Formula: Shoulder Crunch
Shoulder Crunch (A.K.A. Shoulder Yank) is the change in the centrifugal force acting on the racquet. You will recall that the Shoulder Pull due to the racquet’s rotation was equal and opposite to the centrifugal force. Impact changes the speed of rotation, and therefore the centrifugal force. Following the definition of centripetal force, the change in centrifugal force is expressed as
\[ \frac{Mv_1^2}{R} - \frac{Mv_2^2}{R} \]
(\(M\) = racquet Mass, in kg; \(v_1\) is the linear velocity of the racquet mass center before impact, in m/s; \(v_2\) is the linear velocity of the racquet mass center after impact; \(R\) is the distance from the racquet mass center [balance point] to the shoulder, in meters).
The excess centripetal force, which continues to act regardless of the impact lessening the centrifugal force it was countering, is the Shoulder Crunch. This is easily derived knowing Shock. Shock, or the change in the racquet’s kinetic energy due to impact, is ½ Mv1² - ½ Mv2² so by multiplying Shock by \(2 \div R\) we get Shoulder Crunch. \(R\) is the distance from the shoulder to the racquet’s balance point (\(R = 0.01r + 0.61\ meters \)), so:
\[ Shoulder\ Crunch = \frac{2}{(0.01 r + 0.61)} \times Shock \]

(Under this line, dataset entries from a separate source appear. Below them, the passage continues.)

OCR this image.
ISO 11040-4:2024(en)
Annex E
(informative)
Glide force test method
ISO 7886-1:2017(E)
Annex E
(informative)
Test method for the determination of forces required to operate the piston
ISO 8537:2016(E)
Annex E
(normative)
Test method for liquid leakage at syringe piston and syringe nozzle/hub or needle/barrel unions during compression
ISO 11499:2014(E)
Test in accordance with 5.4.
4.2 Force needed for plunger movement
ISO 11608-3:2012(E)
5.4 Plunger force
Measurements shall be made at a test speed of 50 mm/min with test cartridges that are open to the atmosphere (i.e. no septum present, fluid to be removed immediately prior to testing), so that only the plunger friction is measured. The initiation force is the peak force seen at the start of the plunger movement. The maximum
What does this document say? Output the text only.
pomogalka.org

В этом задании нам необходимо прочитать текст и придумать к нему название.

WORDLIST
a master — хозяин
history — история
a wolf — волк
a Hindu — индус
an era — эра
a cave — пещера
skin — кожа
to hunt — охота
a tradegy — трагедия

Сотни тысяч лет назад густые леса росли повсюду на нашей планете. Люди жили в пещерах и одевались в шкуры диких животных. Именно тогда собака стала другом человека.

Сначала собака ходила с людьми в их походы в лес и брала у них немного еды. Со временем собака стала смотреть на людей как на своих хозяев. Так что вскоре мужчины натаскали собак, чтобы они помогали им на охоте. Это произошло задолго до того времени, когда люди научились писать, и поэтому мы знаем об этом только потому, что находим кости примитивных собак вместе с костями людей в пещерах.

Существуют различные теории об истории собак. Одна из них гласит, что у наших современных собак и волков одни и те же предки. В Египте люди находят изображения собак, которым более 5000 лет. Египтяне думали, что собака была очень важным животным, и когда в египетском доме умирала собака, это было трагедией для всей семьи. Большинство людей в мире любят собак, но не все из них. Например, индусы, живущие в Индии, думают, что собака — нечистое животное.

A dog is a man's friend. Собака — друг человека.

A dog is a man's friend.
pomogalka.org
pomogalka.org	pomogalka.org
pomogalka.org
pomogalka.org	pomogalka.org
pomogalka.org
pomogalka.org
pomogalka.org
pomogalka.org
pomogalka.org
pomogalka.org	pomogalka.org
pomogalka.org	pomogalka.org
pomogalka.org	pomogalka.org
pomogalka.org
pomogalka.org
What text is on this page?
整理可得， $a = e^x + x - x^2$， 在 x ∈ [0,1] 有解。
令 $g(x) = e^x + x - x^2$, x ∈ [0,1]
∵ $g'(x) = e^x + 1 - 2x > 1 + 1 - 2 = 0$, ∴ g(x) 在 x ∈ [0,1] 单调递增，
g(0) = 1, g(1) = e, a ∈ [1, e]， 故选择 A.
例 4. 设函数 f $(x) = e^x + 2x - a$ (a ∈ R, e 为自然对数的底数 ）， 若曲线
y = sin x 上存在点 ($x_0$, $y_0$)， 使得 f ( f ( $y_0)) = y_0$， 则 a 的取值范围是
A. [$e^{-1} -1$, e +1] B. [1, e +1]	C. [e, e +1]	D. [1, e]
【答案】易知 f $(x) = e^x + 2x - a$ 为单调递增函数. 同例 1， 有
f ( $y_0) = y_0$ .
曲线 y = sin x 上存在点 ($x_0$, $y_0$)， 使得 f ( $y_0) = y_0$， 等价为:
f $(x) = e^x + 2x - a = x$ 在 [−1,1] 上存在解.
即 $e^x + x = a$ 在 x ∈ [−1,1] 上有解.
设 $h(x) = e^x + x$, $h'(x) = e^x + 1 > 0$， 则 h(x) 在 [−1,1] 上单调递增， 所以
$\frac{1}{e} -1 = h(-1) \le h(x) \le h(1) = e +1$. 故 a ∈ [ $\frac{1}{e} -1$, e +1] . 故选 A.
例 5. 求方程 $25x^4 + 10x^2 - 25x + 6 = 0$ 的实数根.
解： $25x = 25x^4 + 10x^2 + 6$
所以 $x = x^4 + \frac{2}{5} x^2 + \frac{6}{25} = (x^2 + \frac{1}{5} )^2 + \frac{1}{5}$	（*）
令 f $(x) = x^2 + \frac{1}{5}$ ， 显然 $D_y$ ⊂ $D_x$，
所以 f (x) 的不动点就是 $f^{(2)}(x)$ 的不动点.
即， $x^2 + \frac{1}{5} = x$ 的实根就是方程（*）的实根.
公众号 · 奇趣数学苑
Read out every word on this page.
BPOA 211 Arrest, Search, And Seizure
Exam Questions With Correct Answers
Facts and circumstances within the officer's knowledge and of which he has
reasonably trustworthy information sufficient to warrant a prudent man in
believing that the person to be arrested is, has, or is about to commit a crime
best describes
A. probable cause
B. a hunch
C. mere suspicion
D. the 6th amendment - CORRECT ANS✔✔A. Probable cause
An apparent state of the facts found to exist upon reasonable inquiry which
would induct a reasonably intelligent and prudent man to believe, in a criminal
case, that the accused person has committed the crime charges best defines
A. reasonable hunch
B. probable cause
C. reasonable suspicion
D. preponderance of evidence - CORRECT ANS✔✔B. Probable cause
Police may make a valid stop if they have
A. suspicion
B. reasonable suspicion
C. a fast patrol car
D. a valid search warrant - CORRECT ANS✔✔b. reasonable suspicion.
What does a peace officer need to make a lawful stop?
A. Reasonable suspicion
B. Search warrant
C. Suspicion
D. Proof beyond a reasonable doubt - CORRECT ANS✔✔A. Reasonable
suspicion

| \(A_x\) | = | Impulse Reaction, the translational force acting at the axis of rotation due to impact, in Newtons. Note that when \(d\) = \(q\) (\(q\) is the distance from the axis of rotation to the center of percussion), the expression within the second set of parentheses becomes zero. |
| \(a\) | = | linear acceleration of the mass center, in m/s² |
| \(b\) | = | mass of the ball, in kg |
| \(c\) | = | coefficient of restitution of the racquet/ball system |
| \(d\) | = | distance from the axis of rotation to the impact point, in cm |
| \(e\) | = | the distance from the axis of rotation to the tip |
| \(F\) | = | force applied at mass center, in Newtons |
| \(I\) | = | moment of inertia (swing weight) of racquet, in kgf/cm² |
| \(I_5\) | = | moment of inertia (swing weight) of racquet at 5cm from the butt, in kgf/cm² |
| \(I_7\) | = | moment of inertia (swing weight) of racquet at 7cm from the butt, in kgf/cm² |
| \(I_{10}\) | = | moment of inertia (swing weight) of racquet at 10cm from the butt, in kgf/cm² |
| \(I_a\) | = | moment of inertia (swing weight) of racquet at distance \(a\) from the butt, in kgf/cm² |
| \(M\) | = | mass of the racquet, in kg |
| \(m\) | = | mass in kg |
| \(ω\) | = | angular velocity of racquet, in radians/s |
| \(p\) | = | linear velocity of impact point, in m/s |
| \(r\) | = | distance in cm from mass center (balance point) to axis used in the stroke |
| \(s\) | = | ball velocity, in m/s (positive is away from player) |
| \(s_1\) | = | velocity of ball before impact, in m/s |
| \(s_2\) | = | velocity of ball after impact, in m/s |
| \(T\) | = | torque at axis of rotation, in Nms |
| \(t\) | = | dwell time, or duration of impact, in seconds |
| \(v\) | = | linear velocity of the mass center, in m/s |
| \(v_1\) | = | linear velocity, just before impact, of racquet mass center, in meters/second |
| \(v_2\) | = | linear velocity, just after impact, of racquet mass center, in meters/second |